• Feenberg réfute à la fois optimismes béats et pessimismes grincheux et montre les possibilités d'une technique différente qui ne progresse pas sur les chemins ouverts et bien entretenus par le pouvoir économique. Il explore notamment deux exemples d'interventions démocratiques dans la technique: le rôle fondamental de l'utilisateur dans l'élaboration d'Internet, et l'alliance entre la science et la contestation politique dans le mouvement écologiste. Il emprunte aux grands penseurs de la modernité des outils critiques qui viennent étayer ce plaidoyer pour une démocratie plus que formelle où la technique n'aurait pas le dernier rôle. L'extension progressive de la démocratie dans la sphère technique est, selon Feenberg, l'un de grands bouleversements politiques de notre époque.

  • Le jeune Marx appelait à une « réalisation de la philosophie » par la révolution. Celle-ci est ipso facto devenue un concept central du marxisme, ce que Lukács et l'École de Francfort ont approfondi chacun dans sa perspective. Ces penseurs ont fait valoir que les problèmes philosophiques fondamentaux sont, en réalité, des problèmes sociaux, mais conçus de manière abstraite.

    Philosophie de la praxis retrace l'évolution de cette proposition importante dans les écrits de Marx, Lukács, Adorno et Marcuse. Il en ressort que ce thème non seulement doit rester central dans les débats entourant la théorie marxiste, la philosophie continentale et la technique, mais offre un angle fécond pour aborder la crise de la rationalité actuelle, que l'on a par trop négligée.

  • Jusqu'où devons-nous pousser la technicisation de la société, des produits, des esprits et des corps ? Curieusement, c'est au moment où cette question se fait chaque jour plus pressante que les moyens théoriques de la formuler avec rigueur manquent le plus. Le débat philosophique sur la technique qui a fait rage autour d'Heidegger, Ellul et Habermas, est resté sans conclusion. Parce qu'en posant le monde de la technique comme radicalement externe au monde social, ces philosophies nous laissaient impuissants. Ces vingt dernières années, la posture constructiviste a pris le relais, proposant maintes analyses brillantes de la construction sociale et historique de telle ou telle réalisation technologique. Mais ces approches répondent rarement à la question générale et principale : quelle place accorder à la technique dans une société démocratique ? Dans ce contexte, la philosophie antiessentialiste défendue par Andrew Feenberg se révèle d'une importance décisive.
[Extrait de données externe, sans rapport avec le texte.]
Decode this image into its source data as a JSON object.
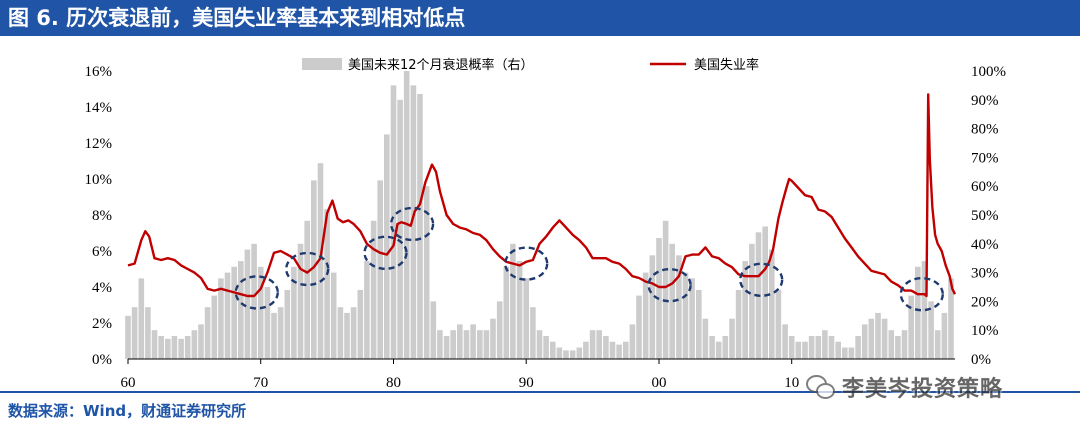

La démonstration que toute technologie incorpore la définition de ses usages sociaux possibles permet de sortir de l'opposition stérile entre enthousiasme technophile naïf et catastrophisme technophobe. En montrant comment l'intervention des usagers ou des citoyens a modifié en profondeur certains protocoles technologiques - de la bicyclette aux réseaux on line en passant par le traitement du sida -, A. Feenberg dessine la perspective crédible d'un contrôle démocratique des nouvelles technologies. Ce livre - que beaucoup jugent décisif outre-Atlantique - contribuera à remettre certaines discussions aujourd'hui vitales sur de bons rails. Outre les chercheurs et philosophes du domaine, il passionnera tous ceux qui ne se résignent pas au fatalisme technologique.